Sunday, October 02, 2005

Pipit and Rosefinch save the day!

I spent the morning getting wet (“they said it would be dry”!) and seeing very little as I walked around Holkham, sifting through flocks of tits. I just had Treecreeper, a few Siskin to show for my troubles, no sign of any X-bills. I then sifted through 10,000 freshly arrived Pink-Feet but couldn’t find anything amongst them, the pager nagged at me continually, as it kept informing me that an elusive Tawny Pipit at West Runton, whilst elusive was still showing. I had felt sure it wouldn’t hang around, by 1.30PM the frustration and patience were wearing thin and I decided to head off for it – I still expected it to disappear by the tiem I arrived, it’s an hours ride minimum, and actually quite hilly once you are on the Cromer to Holt ridge.

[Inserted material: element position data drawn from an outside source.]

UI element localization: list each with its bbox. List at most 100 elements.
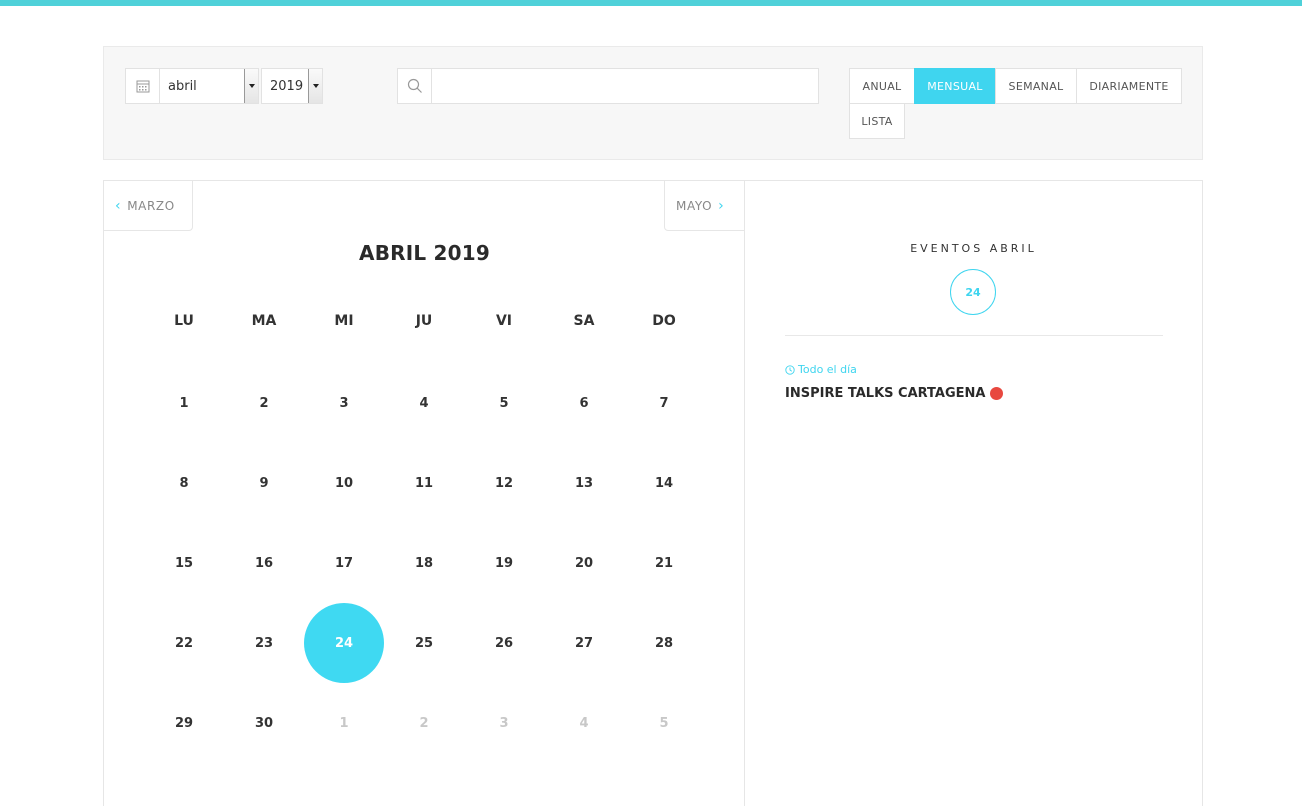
day-cell[interactable]: 13 [544,443,624,523]
next-month-button[interactable]: MAYO › [664,180,745,231]
divider [785,335,1163,336]
day-cell[interactable]: 6 [544,363,624,443]
day-cell[interactable]: 4 [384,363,464,443]
day-cell[interactable]: 17 [304,523,384,603]
tab-mensual[interactable]: MENSUAL [914,68,996,104]
day-cell[interactable]: 21 [624,523,704,603]
day-cell[interactable]: 25 [384,603,464,683]
day-number: 22 [174,635,194,651]
event-title[interactable]: INSPIRE TALKS CARTAGENA [785,386,985,401]
day-cell[interactable]: 2 [224,363,304,443]
day-cell[interactable]: 8 [144,443,224,523]
chevron-down-icon[interactable] [244,69,258,103]
weekday-label: MA [251,313,277,329]
day-cell[interactable]: 15 [144,523,224,603]
day-number: 5 [659,715,669,731]
chevron-down-icon[interactable] [308,69,322,103]
chevron-right-icon: › [718,197,725,214]
day-cell[interactable]: 10 [304,443,384,523]
event-item[interactable]: INSPIRE TALKS CARTAGENA [785,386,1004,401]
weekday-header: LU MA MI JU VI SA DO [144,313,704,329]
selected-day-badge: 24 [950,269,996,315]
day-number: 29 [174,715,194,731]
day-number: 19 [494,555,514,571]
day-cell[interactable]: 3 [304,363,384,443]
day-number: 23 [254,635,274,651]
day-cell[interactable]: 16 [224,523,304,603]
month-calendar: ‹ MARZO MAYO › ABRIL 2019 LU MA MI JU VI… [103,180,745,806]
selected-day-cell[interactable]: 24 [304,603,384,683]
day-number: 28 [654,635,674,651]
day-cell[interactable]: 12 [464,443,544,523]
next-month-label: MAYO [676,198,713,213]
day-number: 16 [254,555,274,571]
day-number: 30 [254,715,274,731]
day-number: 21 [654,555,674,571]
day-number: 24 [304,603,384,683]
day-cell[interactable]: 1 [304,683,384,763]
year-select-value: 2019 [270,78,304,94]
events-heading: EVENTOS ABRIL [910,242,1037,255]
day-cell[interactable]: 22 [144,603,224,683]
day-cell[interactable]: 28 [624,603,704,683]
year-select[interactable]: 2019 [261,68,323,104]
weekday-label: VI [495,313,513,329]
day-number: 1 [339,715,349,731]
day-cell[interactable]: 5 [464,363,544,443]
day-number: 12 [494,475,514,491]
day-cell[interactable]: 14 [624,443,704,523]
day-number: 10 [334,475,354,491]
weekday-label: DO [652,313,676,329]
day-number: 3 [499,715,509,731]
month-title: ABRIL 2019 [359,241,490,265]
day-number: 3 [339,395,349,411]
day-number: 13 [574,475,594,491]
calendar-container: ‹ MARZO MAYO › ABRIL 2019 LU MA MI JU VI… [103,180,1203,806]
search-input[interactable] [432,68,819,104]
event-time: Todo el día [785,363,857,376]
day-number: 25 [414,635,434,651]
day-cell[interactable]: 2 [384,683,464,763]
day-cell[interactable]: 20 [544,523,624,603]
day-cell[interactable]: 29 [144,683,224,763]
day-number: 26 [494,635,514,651]
day-cell[interactable]: 27 [544,603,624,683]
day-cell[interactable]: 30 [224,683,304,763]
day-number: 15 [174,555,194,571]
day-number: 14 [654,475,674,491]
day-cell[interactable]: 11 [384,443,464,523]
chevron-left-icon: ‹ [115,197,122,214]
day-number: 18 [414,555,434,571]
day-cell[interactable]: 9 [224,443,304,523]
day-cell[interactable]: 3 [464,683,544,763]
day-number: 5 [499,395,509,411]
filter-panel: abril 2019 ANUAL MENSUAL SEMANAL DIARIAM… [103,46,1203,160]
day-cell[interactable]: 4 [544,683,624,763]
prev-month-label: MARZO [127,198,175,213]
day-cell[interactable]: 5 [624,683,704,763]
month-select-value: abril [168,78,197,94]
clock-icon [785,364,795,375]
day-cell[interactable]: 18 [384,523,464,603]
day-number: 4 [419,395,429,411]
search-box [397,68,819,104]
day-cell[interactable]: 1 [144,363,224,443]
top-accent-bar [0,0,1302,6]
day-number: 4 [579,715,589,731]
day-number: 8 [179,475,189,491]
day-cell[interactable]: 7 [624,363,704,443]
tab-lista[interactable]: LISTA [849,103,905,139]
tab-anual[interactable]: ANUAL [849,68,915,104]
month-select[interactable]: abril [160,68,259,104]
day-cell[interactable]: 26 [464,603,544,683]
view-tabs: ANUAL MENSUAL SEMANAL DIARIAMENTE LISTA [849,68,1182,139]
day-grid: 1 2 3 4 5 6 7 8 9 10 11 12 13 14 15 16 17 18 19 20 21 22 23 24 2… [144,363,704,763]
day-cell[interactable]: 19 [464,523,544,603]
day-number: 2 [419,715,429,731]
prev-month-button[interactable]: ‹ MARZO [103,180,193,231]
tab-diariamente[interactable]: DIARIAMENTE [1076,68,1182,104]
tab-semanal[interactable]: SEMANAL [995,68,1077,104]
day-number: 9 [259,475,269,491]
day-cell[interactable]: 23 [224,603,304,683]
date-picker: abril 2019 [125,68,323,104]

The biggest issue was that I had decided to carry my manfrotto pod and Leica scope, by the time I reached Weybourne the panier arm secured to the seat stem was swinging dangerously side to side, and this also combined to make going uphill extremely hard going.

Now a Common Rosefinch had also turned up at Beeston bump, so I had just had to keep going!
Two more hills and I managed to get to the Rosefinch with a few fearful moments, and several attempts to secure the panier.

On arriving at the Rosefinch, hot, sweaty and bothered, I was informed that the bird had disappeared off up the hillside. “Just what I need” I thought to myself. Most present had seen it, and were now chatting “birds”. I hauled the scope and pod up, it was now to return the favour from my efforts of carrying it! A quick scan of the hilltops gardens and I had a pale plain finch feeding on blackberries, I was pretty sure that was it. Mark Ward & Robin Abel whom are also year listing had also arrived, fortunately Mark had a zoom and this enabled us to nail it………COMMON ROSEFINCH, excellent…….. just then it took off and flew down and landed in the elderberries right in front of us.

An SOS call and the possibility of a Norfolk tick for Jacky, enabled me to lighten my load. Jax arrived at Beeston, took the scope and pod off me and I found a new burst of speed as I headed for the Tawny Pipit.

I actually arrived shortly before Jacky, and we were very lucky as almost straight away the TAWNY PIPIT showed, I couldn’t believe it as the pager had suggested we might be waiting a few hours.
We must have seen it as well as anyone all day, it walked “wagtail like” around on the bare areas between the stubble and fallow areas. The ride home seemed a breeze with no gear to carry and two more NMY ticks under the belt!